Intimidating strike dd 3 5 ra vernon ten rules of dating

Thus, one or three eyespots were equally effective compared to a pair of eyespots, as long as the total area of the eyespots was conserved, suggesting that resemblance to a pair of vertebrate eyes is inconsequential.

They further found that markings with centres displaced inwards, making them seemingly three-dimensional and eye-like, were attacked no differently than non-eye-like markings without centre displacement [].

They went on to conduct another study where they compared the effectiveness of eyespots with a black pupil surrounded by a yellow ring, which most closely resembles vertebrate eyes, with eyespots having other colour combinations.

Their study indicated that several other non-eye-like colour combinations were as effective as black and yellow [] found that symmetry in size, shape and colour patterns is crucial for averting predatory attacks, thus indirectly supporting the eye-mimicry hypothesis.

Two broad hypotheses explain how eyespots may be effective against predation.

Large, conspicuous eyespots are considered to be intimidating for the predator thereby decreasing the chances of attack – the “Intimidation Hypothesis”, whereas smaller eyespots closer to the wing margin are thought to attract attention toward themselves thus deflecting predatory attacks away from the more vital parts of the prey – the “Deflection Hypothesis” [] demonstrating the role of eyespots in reducing predation paved the way for further intensive studies establishing that eyespots can indeed intimidate predators.

Although the intimidating effect of eyespots has been shown in multiple studies, there is still a lack of a deeper understanding of the mechanistic basis of “why” they intimidate [].

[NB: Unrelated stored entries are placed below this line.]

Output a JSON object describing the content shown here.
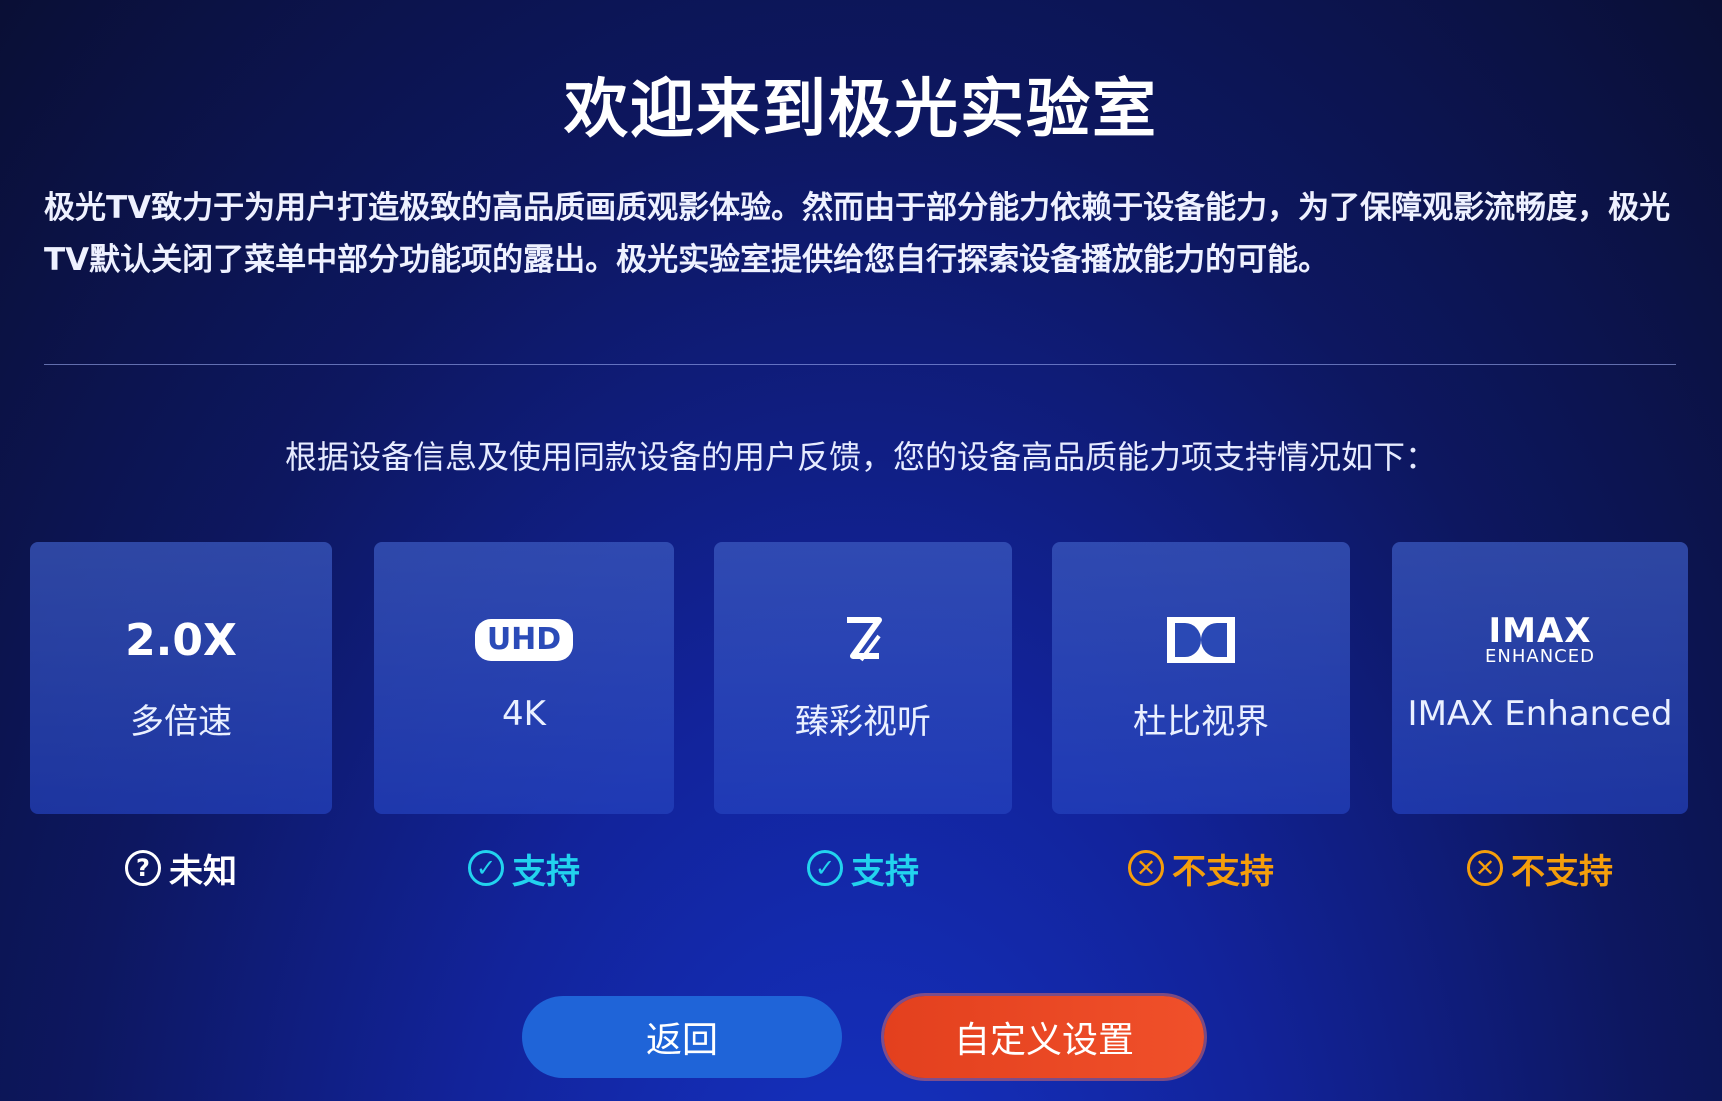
{
  "title": "欢迎来到极光实验室",
  "intro": "极光TV致力于为用户打造极致的高品质画质观影体验。然而由于部分能力依赖于设备能力，为了保障观影流畅度，极光TV默认关闭了菜单中部分功能项的露出。极光实验室提供给您自行探索设备播放能力的可能。",
  "subtitle": "根据设备信息及使用同款设备的用户反馈，您的设备高品质能力项支持情况如下：",
  "cards": [
    {
      "icon_text": "2.0X",
      "icon_name": "speed-icon",
      "label": "多倍速",
      "status": "未知",
      "status_icon": "question-icon",
      "status_color": "#ffffff"
    },
    {
      "icon_text": "UHD",
      "icon_name": "uhd-icon",
      "label": "4K",
      "status": "支持",
      "status_icon": "check-icon",
      "status_color": "#22d3ee"
    },
    {
      "icon_text": "",
      "icon_name": "vivid-color-icon",
      "label": "臻彩视听",
      "status": "支持",
      "status_icon": "check-icon",
      "status_color": "#22d3ee"
    },
    {
      "icon_text": "",
      "icon_name": "dolby-vision-icon",
      "label": "杜比视界",
      "status": "不支持",
      "status_icon": "x-circle-icon",
      "status_color": "#f59e0b"
    },
    {
      "icon_text": "IMAX",
      "icon_subtext": "ENHANCED",
      "icon_name": "imax-enhanced-icon",
      "label": "IMAX Enhanced",
      "status": "不支持",
      "status_icon": "x-circle-icon",
      "status_color": "#f59e0b"
    }
  ],
  "buttons": {
    "back": "返回",
    "custom": "自定义设置"
  },
  "colors": {
    "supported": "#22d3ee",
    "unsupported": "#f59e0b",
    "primary_button": "#1f64d8",
    "accent_button": "#e8451f"
  }
}
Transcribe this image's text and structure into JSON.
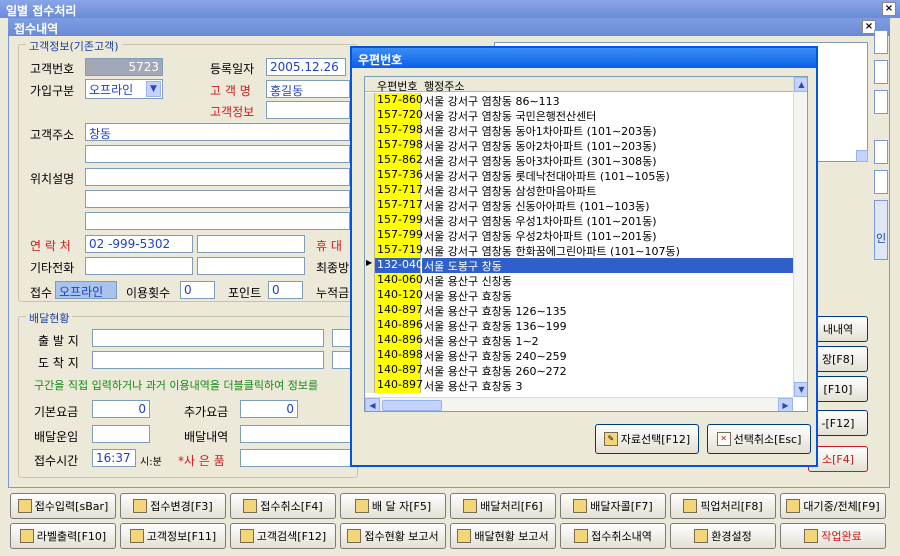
{
  "window": {
    "title": "일별 접수처리",
    "close": "×"
  },
  "inner": {
    "title": "접수내역",
    "close": "×"
  },
  "customer": {
    "group": "고객정보(기존고객)",
    "id_label": "고객번호",
    "id_value": "5723",
    "reg_date_label": "등록일자",
    "reg_date_value": "2005.12.26",
    "join_type_label": "가입구분",
    "join_type_value": "오프라인",
    "name_label": "고 객 명",
    "name_value": "홍길동",
    "info_label": "고객정보",
    "address_label": "고객주소",
    "address_value": "창동",
    "location_label": "위치설명",
    "contact_label": "연 락 처",
    "contact_value": "02   -999-5302",
    "mobile_label": "휴 대",
    "other_phone_label": "기타전화",
    "last_label": "최종방",
    "receipt_label": "접수",
    "receipt_value": "오프라인",
    "use_count_label": "이용횟수",
    "use_count_value": "0",
    "point_label": "포인트",
    "point_value": "0",
    "cumulative_label": "누적금"
  },
  "delivery": {
    "group": "배달현황",
    "departure_label": "출 발 지",
    "arrival_label": "도 착 지",
    "hint": "구간을 직접 입력하거나 과거 이용내역을 더블클릭하여 정보를",
    "base_fee_label": "기본요금",
    "base_fee_value": "0",
    "extra_fee_label": "추가요금",
    "extra_fee_value": "0",
    "driver_label": "배달운임",
    "detail_label": "배달내역",
    "time_label": "접수시간",
    "time_value": "16:37",
    "time_unit": "시:분",
    "gift_label": "*사 은 품"
  },
  "right_buttons": [
    "내내역",
    "장[F8]",
    "[F10]",
    "-[F12]",
    "소[F4]"
  ],
  "popup": {
    "title": "우편번호",
    "col_zip": "우편번호",
    "col_addr": "행정주소",
    "rows": [
      {
        "zip": "157-860",
        "addr": "서울 강서구 염창동 86∼113"
      },
      {
        "zip": "157-720",
        "addr": "서울 강서구 염창동 국민은행전산센터"
      },
      {
        "zip": "157-798",
        "addr": "서울 강서구 염창동 동아1차아파트 (101∼203동)"
      },
      {
        "zip": "157-798",
        "addr": "서울 강서구 염창동 동아2차아파트 (101∼203동)"
      },
      {
        "zip": "157-862",
        "addr": "서울 강서구 염창동 동아3차아파트 (301∼308동)"
      },
      {
        "zip": "157-736",
        "addr": "서울 강서구 염창동 롯데낙천대아파트 (101∼105동)"
      },
      {
        "zip": "157-717",
        "addr": "서울 강서구 염창동 삼성한마음아파트"
      },
      {
        "zip": "157-717",
        "addr": "서울 강서구 염창동 신동아아파트 (101∼103동)"
      },
      {
        "zip": "157-799",
        "addr": "서울 강서구 염창동 우성1차아파트 (101∼201동)"
      },
      {
        "zip": "157-799",
        "addr": "서울 강서구 염창동 우성2차아파트 (101∼201동)"
      },
      {
        "zip": "157-719",
        "addr": "서울 강서구 염창동 한화꿈에그린아파트 (101∼107동)"
      },
      {
        "zip": "132-040",
        "addr": "서울 도봉구 창동"
      },
      {
        "zip": "140-060",
        "addr": "서울 용산구 신창동"
      },
      {
        "zip": "140-120",
        "addr": "서울 용산구 효창동"
      },
      {
        "zip": "140-897",
        "addr": "서울 용산구 효창동 126∼135"
      },
      {
        "zip": "140-896",
        "addr": "서울 용산구 효창동 136∼199"
      },
      {
        "zip": "140-896",
        "addr": "서울 용산구 효창동 1∼2"
      },
      {
        "zip": "140-898",
        "addr": "서울 용산구 효창동 240∼259"
      },
      {
        "zip": "140-897",
        "addr": "서울 용산구 효창동 260∼272"
      },
      {
        "zip": "140-897",
        "addr": "서울 용산구 효창동 3"
      }
    ],
    "selected_index": 11,
    "select_button": "자료선택[F12]",
    "cancel_button": "선택취소[Esc]"
  },
  "bottom_row1": [
    "접수입력[sBar]",
    "접수변경[F3]",
    "접수취소[F4]",
    "배 달 자[F5]",
    "배달처리[F6]",
    "배달자콜[F7]",
    "픽업처리[F8]",
    "대기중/전체[F9]"
  ],
  "bottom_row2": [
    "라벨출력[F10]",
    "고객정보[F11]",
    "고객검색[F12]",
    "접수현황 보고서",
    "배달현황 보고서",
    "접수취소내역",
    "환경설정",
    "작업완료"
  ],
  "right_edge_label": "인"
}
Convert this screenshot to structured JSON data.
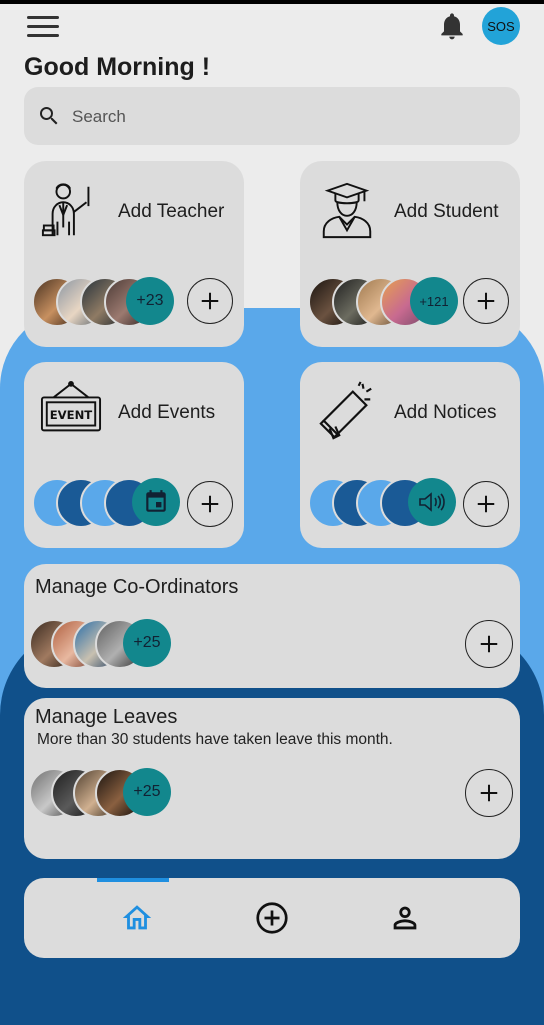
{
  "header": {
    "menu_icon": "hamburger-menu-icon",
    "notification_icon": "bell-icon",
    "sos_label": "SOS",
    "greeting": "Good Morning !"
  },
  "search": {
    "placeholder": "Search",
    "icon": "search-icon"
  },
  "cards": [
    {
      "title": "Add Teacher",
      "icon": "teacher-icon",
      "count": "+23",
      "action_icon": "plus-icon"
    },
    {
      "title": "Add Student",
      "icon": "student-graduate-icon",
      "count": "+121",
      "action_icon": "plus-icon"
    },
    {
      "title": "Add Events",
      "icon": "event-board-icon",
      "count_icon": "calendar-event-icon",
      "action_icon": "plus-icon"
    },
    {
      "title": "Add Notices",
      "icon": "megaphone-icon",
      "count_icon": "speaker-volume-icon",
      "action_icon": "plus-icon"
    }
  ],
  "coordinators": {
    "title": "Manage Co-Ordinators",
    "count": "+25"
  },
  "leaves": {
    "title": "Manage Leaves",
    "subtitle": "More than 30 students have taken leave this month.",
    "count": "+25"
  },
  "bottom_nav": {
    "items": [
      {
        "icon": "home-icon",
        "active": true
      },
      {
        "icon": "add-circle-icon",
        "active": false
      },
      {
        "icon": "profile-icon",
        "active": false
      }
    ]
  },
  "colors": {
    "accent_light": "#5aa8ea",
    "accent_dark": "#10508a",
    "count_badge": "#12878d",
    "sos": "#22a3d8",
    "active_nav": "#1f8fe0"
  }
}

Lepidopteran insects have been especially popular for investigations into eyespot evolution.

Major strides have been taken toward understanding the genetics and developmental processes involved in eyespot formation in butterflies, particularly through studies on laboratory populations of ].

Two competing hypotheses seek to explain the cause of intimidation, one suggesting ‘eye-mimicry’ and the other their ‘conspicuousness’ as the reason.

There is an on-going debate about which of these better explains the effectiveness of eyespots against predation.